A funeral Mass will be at 11 a.m. Saturday, Sept. 12, 2015, in St. Agatha Catholic Church in Portland for Cheryl Annette Muir, who died Sept. 4 of breast cancer at age 72.
“Cherie,” as she sometimes went by, was born June 28, 1943, in Portland. Her parents were Edward Charles “Bud” Smith and Bernice Hammer Smith. She graduated from St. Agatha Catholic School and St. Mary’s Academy. She was primarily a banker by trade, retiring in about 2003 from U.S. Bank where she worked off and on for more than twenty years.
Cherie met her husband, Steven Ray Muir, in high school. They married in 1964. When they learned they couldn’t have natural children they adopted son, Charles, in 1971, and daughter, Shelly, in 1973. Both Catholic, they raised their children in the faith and sent them to Catholic schools.
Cherie was an active member of the altar society at St. Agatha. Her many roles included volunteering in the adoration chapel, serving on the hospitality committee and helping count the weekly offertory. Older students might remember her working in the school library.
In the 1990s she worked part-time at "The Dandy Lion", a soda fountain in a Westmoreland antique store where she overfed customers with ice cream and milk shakes to the music of Pavarotti.
Cherie traveled all over the world, visiting such places as Budapest, Hungary; Slovakia; and Heidelberg Altstadt, Germany. But her favorite place was Kona, Hawaii. Family vacations inspired her to get a Hawaiian-themed tattoo on her ankle.
Cherie loved mysteries: Her favorite recent author was Louise Penny. She also read dozens of novels by John Dickson Carr and Erle Stanley Gardner, the latter which she consumed as a child, always insisting on reading them in order.

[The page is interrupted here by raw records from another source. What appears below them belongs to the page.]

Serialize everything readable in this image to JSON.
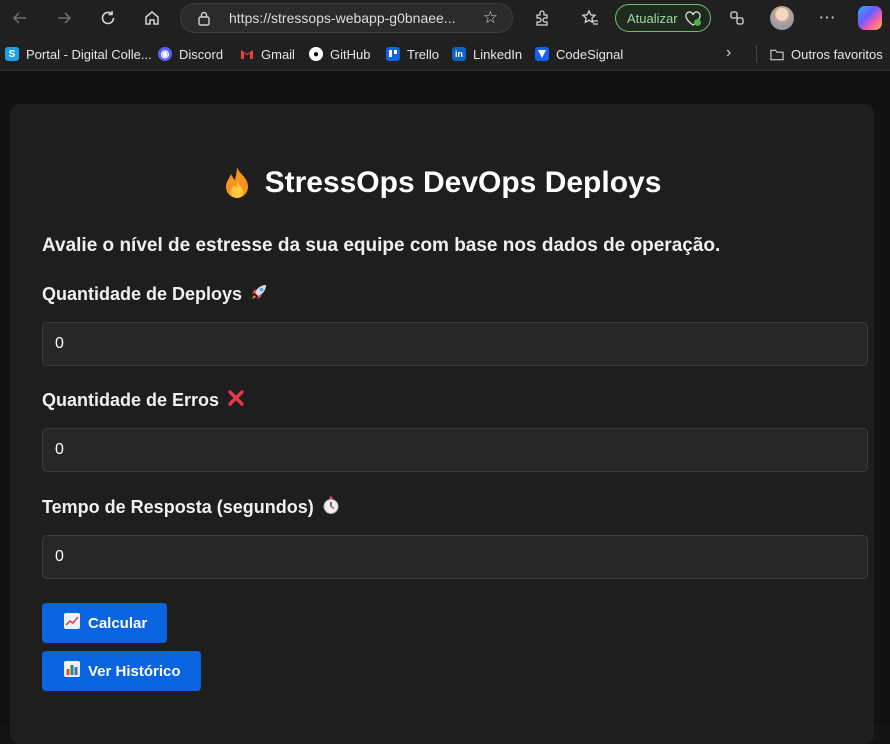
{
  "browser": {
    "url": "https://stressops-webapp-g0bnaee...",
    "update_label": "Atualizar",
    "bookmarks": [
      {
        "label": "Portal - Digital Colle...",
        "icon": "s-logo-icon",
        "color": "#1fa0e6"
      },
      {
        "label": "Discord",
        "icon": "discord-icon",
        "color": "#5865f2"
      },
      {
        "label": "Gmail",
        "icon": "gmail-icon",
        "color": "#ea4335"
      },
      {
        "label": "GitHub",
        "icon": "github-icon",
        "color": "#ffffff"
      },
      {
        "label": "Trello",
        "icon": "trello-icon",
        "color": "#0c66e4"
      },
      {
        "label": "LinkedIn",
        "icon": "linkedin-icon",
        "color": "#0a66c2"
      },
      {
        "label": "CodeSignal",
        "icon": "codesignal-icon",
        "color": "#1062fb"
      }
    ],
    "other_favorites": "Outros favoritos"
  },
  "app": {
    "title": "StressOps DevOps Deploys",
    "subtitle": "Avalie o nível de estresse da sua equipe com base nos dados de operação.",
    "fields": [
      {
        "label": "Quantidade de Deploys",
        "emoji": "🚀",
        "value": "0"
      },
      {
        "label": "Quantidade de Erros",
        "emoji": "❌",
        "value": "0"
      },
      {
        "label": "Tempo de Resposta (segundos)",
        "emoji": "⏱️",
        "value": "0"
      }
    ],
    "calc_button": "Calcular",
    "history_button": "Ver Histórico"
  },
  "colors": {
    "accent": "#0a64e0",
    "card_bg": "#1e1e1e",
    "page_bg": "#111111",
    "update_green": "#6fbf73"
  }
}
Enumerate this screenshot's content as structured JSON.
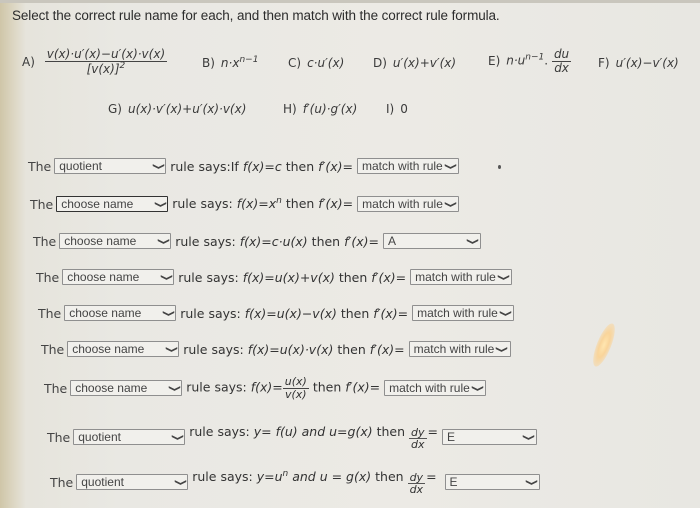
{
  "instructions": "Select the correct rule name for each, and then match with the correct rule formula.",
  "options": [
    {
      "label": "A)",
      "numerator": "v(x)·u′(x)−u′(x)·v(x)",
      "denominator": "[v(x)]",
      "den_sup": "2"
    },
    {
      "label": "B)",
      "text": "n·x",
      "sup": "n−1"
    },
    {
      "label": "C)",
      "text": "c·u′(x)"
    },
    {
      "label": "D)",
      "text": "u′(x)+v′(x)"
    },
    {
      "label": "E)",
      "text": "n·u",
      "sup": "n−1",
      "suffix": ".",
      "frac_num": "du",
      "frac_den": "dx"
    },
    {
      "label": "F)",
      "text": "u′(x)−v′(x)"
    },
    {
      "label": "G)",
      "text": "u(x)·v′(x)+u′(x)·v(x)"
    },
    {
      "label": "H)",
      "text": "f′(u)·g′(x)"
    },
    {
      "label": "I)",
      "text": "0"
    }
  ],
  "rows": [
    {
      "the": "The",
      "name_value": "quotient",
      "says": "rule says:If",
      "f": "f(x)=c",
      "then": "then",
      "fprime": "f′(x)=",
      "rule_value": "match with rule"
    },
    {
      "the": "The",
      "name_value": "choose name",
      "says": "rule says:",
      "f": "f(x)=x",
      "f_sup": "n",
      "then": "then",
      "fprime": "f′(x)=",
      "rule_value": "match with rule"
    },
    {
      "the": "The",
      "name_value": "choose name",
      "says": "rule says:",
      "f": "f(x)=c·u(x)",
      "then": "then",
      "fprime": "f′(x)=",
      "rule_value": "A"
    },
    {
      "the": "The",
      "name_value": "choose name",
      "says": "rule says:",
      "f": "f(x)=u(x)+v(x)",
      "then": "then",
      "fprime": "f′(x)=",
      "rule_value": "match with rule"
    },
    {
      "the": "The",
      "name_value": "choose name",
      "says": "rule says:",
      "f": "f(x)=u(x)−v(x)",
      "then": "then",
      "fprime": "f′(x)=",
      "rule_value": "match with rule"
    },
    {
      "the": "The",
      "name_value": "choose name",
      "says": "rule says:",
      "f": "f(x)=u(x)·v(x)",
      "then": "then",
      "fprime": "f′(x)=",
      "rule_value": "match with rule"
    },
    {
      "the": "The",
      "name_value": "choose name",
      "says": "rule says:",
      "f": "f(x)=",
      "f_num": "u(x)",
      "f_den": "v(x)",
      "then": "then",
      "fprime": "f′(x)=",
      "rule_value": "match with rule"
    },
    {
      "the": "The",
      "name_value": "quotient",
      "says": "rule says:",
      "f": "y= f(u) and u=g(x)",
      "then": "then",
      "dy": "dy",
      "dx": "dx",
      "eq": "=",
      "rule_value": "E"
    },
    {
      "the": "The",
      "name_value": "quotient",
      "says": "rule says:",
      "f": "y=u",
      "f_sup": "n",
      "f_tail": " and u = g(x)",
      "then": "then",
      "dy": "dy",
      "dx": "dx",
      "eq": "=",
      "rule_value": "E"
    }
  ]
}
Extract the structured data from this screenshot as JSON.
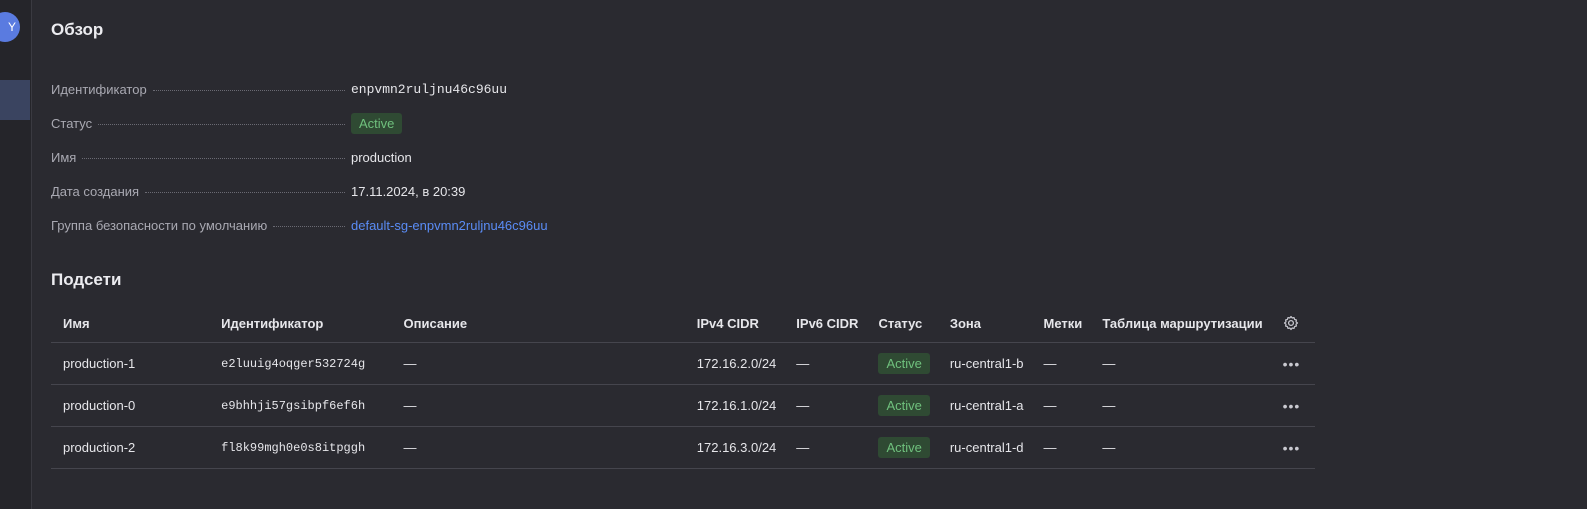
{
  "sidebar": {
    "avatar_char": "Y"
  },
  "overview": {
    "title": "Обзор",
    "rows": [
      {
        "label": "Идентификатор",
        "value": "enpvmn2ruljnu46c96uu"
      },
      {
        "label": "Статус",
        "value": "Active"
      },
      {
        "label": "Имя",
        "value": "production"
      },
      {
        "label": "Дата создания",
        "value": "17.11.2024, в 20:39"
      },
      {
        "label": "Группа безопасности по умолчанию",
        "value": "default-sg-enpvmn2ruljnu46c96uu"
      }
    ]
  },
  "subnets": {
    "title": "Подсети",
    "columns": [
      "Имя",
      "Идентификатор",
      "Описание",
      "IPv4 CIDR",
      "IPv6 CIDR",
      "Статус",
      "Зона",
      "Метки",
      "Таблица маршрутизации"
    ],
    "rows": [
      {
        "name": "production-1",
        "id": "e2luuig4oqger532724g",
        "description": "—",
        "ipv4": "172.16.2.0/24",
        "ipv6": "—",
        "status": "Active",
        "zone": "ru-central1-b",
        "labels": "—",
        "route_table": "—"
      },
      {
        "name": "production-0",
        "id": "e9bhhji57gsibpf6ef6h",
        "description": "—",
        "ipv4": "172.16.1.0/24",
        "ipv6": "—",
        "status": "Active",
        "zone": "ru-central1-a",
        "labels": "—",
        "route_table": "—"
      },
      {
        "name": "production-2",
        "id": "fl8k99mgh0e0s8itpggh",
        "description": "—",
        "ipv4": "172.16.3.0/24",
        "ipv6": "—",
        "status": "Active",
        "zone": "ru-central1-d",
        "labels": "—",
        "route_table": "—"
      }
    ],
    "row_menu_label": "•••"
  },
  "colors": {
    "accent": "#5a8cf5",
    "status_active_bg": "#2f4a33",
    "status_active_fg": "#6fc07d"
  }
}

Cancer afflicted her several times. She survived breast cancer, uterine cancer and skin cancer. Complications from treatment eventually led to a colostomy that sapped her enthusiasm for socializing. There were other heartbreaks: She survived the car crash that killed her husband in 2001, lost her nephew Brian to cancer in 2010 and her dog Henry to cancer in 2013. When she was diagnosed with stage-four breast cancer in July, she refused treatment. “I have too many portals in me already,” she said. Cherie died at home five weeks later surrounded by family.
She will be remembered for her warm voice, generous nature and involvement in the religious community.